Concentrate on extending your tossing arm up and releasing the ball, but envision a thread linked to your wrist that pulls your arm up in the air towards the sky.

Fully extend, take a moment to pause with your arm raised high, head up, and body in trophy pose.

Concentrate on keeping your tossing arm fully extended, moving in the correct direction and your chin up, and repeat in the same way, 20 times.

3. Precision and consistency drill

It might take a long time for players to establish consistency and precision when learning how to toss the ball for their serve. This drill is excellent for beginners since it will help you create a more consistent and precise toss. Here's a rundown of how to do this drill!

Drop tennis balls in your basket.

The first step is to fill your basket or ball hopper halfway (or less) with tennis balls.

If the basket is too full or too empty, the ball will likely bounce out; therefore, filling it midway will keep the ball in place.

Position your basket

Grab your basket, position yourself along the baseline near the center mark, set your serve stance, and place your basket 12-18 inches in front of your left foot and 3-6 inches to the right.

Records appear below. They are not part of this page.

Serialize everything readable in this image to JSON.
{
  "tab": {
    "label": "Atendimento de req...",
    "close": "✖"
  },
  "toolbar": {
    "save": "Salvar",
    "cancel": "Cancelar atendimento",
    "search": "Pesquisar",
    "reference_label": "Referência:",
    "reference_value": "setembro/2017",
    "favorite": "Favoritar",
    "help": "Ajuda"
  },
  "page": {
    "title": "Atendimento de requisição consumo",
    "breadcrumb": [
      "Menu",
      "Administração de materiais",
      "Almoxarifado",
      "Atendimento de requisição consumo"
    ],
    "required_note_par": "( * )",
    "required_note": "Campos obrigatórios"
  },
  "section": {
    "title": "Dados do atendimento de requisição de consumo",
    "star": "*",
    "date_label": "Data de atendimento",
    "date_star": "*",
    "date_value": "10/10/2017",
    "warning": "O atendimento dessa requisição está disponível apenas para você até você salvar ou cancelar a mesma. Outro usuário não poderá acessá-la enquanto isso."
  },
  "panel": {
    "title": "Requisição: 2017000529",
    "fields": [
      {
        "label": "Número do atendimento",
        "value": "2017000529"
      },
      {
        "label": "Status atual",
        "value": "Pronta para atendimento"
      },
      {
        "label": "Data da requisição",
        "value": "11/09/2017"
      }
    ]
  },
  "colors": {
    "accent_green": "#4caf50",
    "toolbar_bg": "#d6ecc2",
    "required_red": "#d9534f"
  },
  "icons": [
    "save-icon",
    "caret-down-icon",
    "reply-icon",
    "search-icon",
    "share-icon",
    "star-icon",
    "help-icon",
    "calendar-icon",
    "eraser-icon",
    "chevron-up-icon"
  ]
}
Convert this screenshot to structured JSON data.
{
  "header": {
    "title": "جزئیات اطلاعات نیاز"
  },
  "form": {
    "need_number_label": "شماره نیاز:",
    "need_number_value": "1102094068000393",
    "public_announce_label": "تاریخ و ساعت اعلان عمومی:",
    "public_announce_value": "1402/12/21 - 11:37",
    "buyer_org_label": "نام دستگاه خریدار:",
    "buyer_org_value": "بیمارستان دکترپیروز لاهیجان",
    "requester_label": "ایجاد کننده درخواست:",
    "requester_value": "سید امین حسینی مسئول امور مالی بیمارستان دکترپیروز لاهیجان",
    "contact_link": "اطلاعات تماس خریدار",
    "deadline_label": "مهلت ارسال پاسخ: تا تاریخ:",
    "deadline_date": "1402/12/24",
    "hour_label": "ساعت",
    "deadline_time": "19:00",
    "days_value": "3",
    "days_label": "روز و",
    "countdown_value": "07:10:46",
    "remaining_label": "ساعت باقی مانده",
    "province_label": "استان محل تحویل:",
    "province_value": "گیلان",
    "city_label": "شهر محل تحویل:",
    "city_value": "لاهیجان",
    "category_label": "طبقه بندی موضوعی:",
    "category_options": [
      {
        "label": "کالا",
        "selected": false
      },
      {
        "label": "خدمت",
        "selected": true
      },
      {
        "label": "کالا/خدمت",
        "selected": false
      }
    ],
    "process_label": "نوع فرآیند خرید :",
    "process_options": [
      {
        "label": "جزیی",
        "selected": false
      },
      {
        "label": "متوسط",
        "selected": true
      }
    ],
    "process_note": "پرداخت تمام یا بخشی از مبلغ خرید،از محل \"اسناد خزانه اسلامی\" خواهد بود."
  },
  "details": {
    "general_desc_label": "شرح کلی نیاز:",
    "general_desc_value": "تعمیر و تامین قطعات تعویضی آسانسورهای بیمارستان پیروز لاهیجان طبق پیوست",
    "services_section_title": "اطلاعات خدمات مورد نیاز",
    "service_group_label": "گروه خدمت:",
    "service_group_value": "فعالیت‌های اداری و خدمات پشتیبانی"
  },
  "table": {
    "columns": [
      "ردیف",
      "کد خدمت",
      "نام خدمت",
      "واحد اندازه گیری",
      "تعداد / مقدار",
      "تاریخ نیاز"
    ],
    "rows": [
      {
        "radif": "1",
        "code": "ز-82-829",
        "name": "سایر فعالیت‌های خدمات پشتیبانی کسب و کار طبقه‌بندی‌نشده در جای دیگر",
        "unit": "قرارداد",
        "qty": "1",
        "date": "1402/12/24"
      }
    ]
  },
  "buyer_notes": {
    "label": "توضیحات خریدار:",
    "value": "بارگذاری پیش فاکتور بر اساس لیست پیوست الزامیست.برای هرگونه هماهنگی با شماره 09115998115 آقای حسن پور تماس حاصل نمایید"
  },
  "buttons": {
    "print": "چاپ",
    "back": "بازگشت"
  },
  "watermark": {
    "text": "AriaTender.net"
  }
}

If you're left-handed, reverse this.

If you don't have a basket, simply arrange your racquet or a spare racquet on the court such that the head of the racquet is where the basket would be.

You can also use a small container or bucket; all you need is a reasonably sized target for your toss.

Take a tennis posture and position yourself

After you've placed your basket, grab a tennis ball and position yourself in front of it.

Set your serve stance again so that the basket is around 3-6 inches to your right.

Toss the ball in the fourth step

Finally, with a ball in your hand, toss the ball up in the air and try to get it to land in the basket.

Use the full toss action and technique that we discussed above in this article.

This drill can be modified in a variety of ways

You might start by standing stationary in front of the basket, or you can incorporate the entire trophy pose.

If you're a novice, it can be beneficial to perform this drill without your racquet for a bit to develop a feel for the toss and practice your technique.

Consider including the whole trophy pose once you've gotten used to it because your toss will be very different standing still versus moving your entire body.

Final thoughts

If you play tennis, your toss is a pretty big deal!

It’s essential to focus on your toss because it is the beginning of a service motion that will lead you into building a powerful serve. 

A poor toss can be improved with time and patience, so don’t let it stop you from playing your best game.

Most players never improve their toss because they don’t follow the fundamentals of good tossing techniques. For those in this position, start by refining your height placement and consistency for your swing.

Remember, top players like Roger Federer and John Isner practice their game, and practice makes perfect!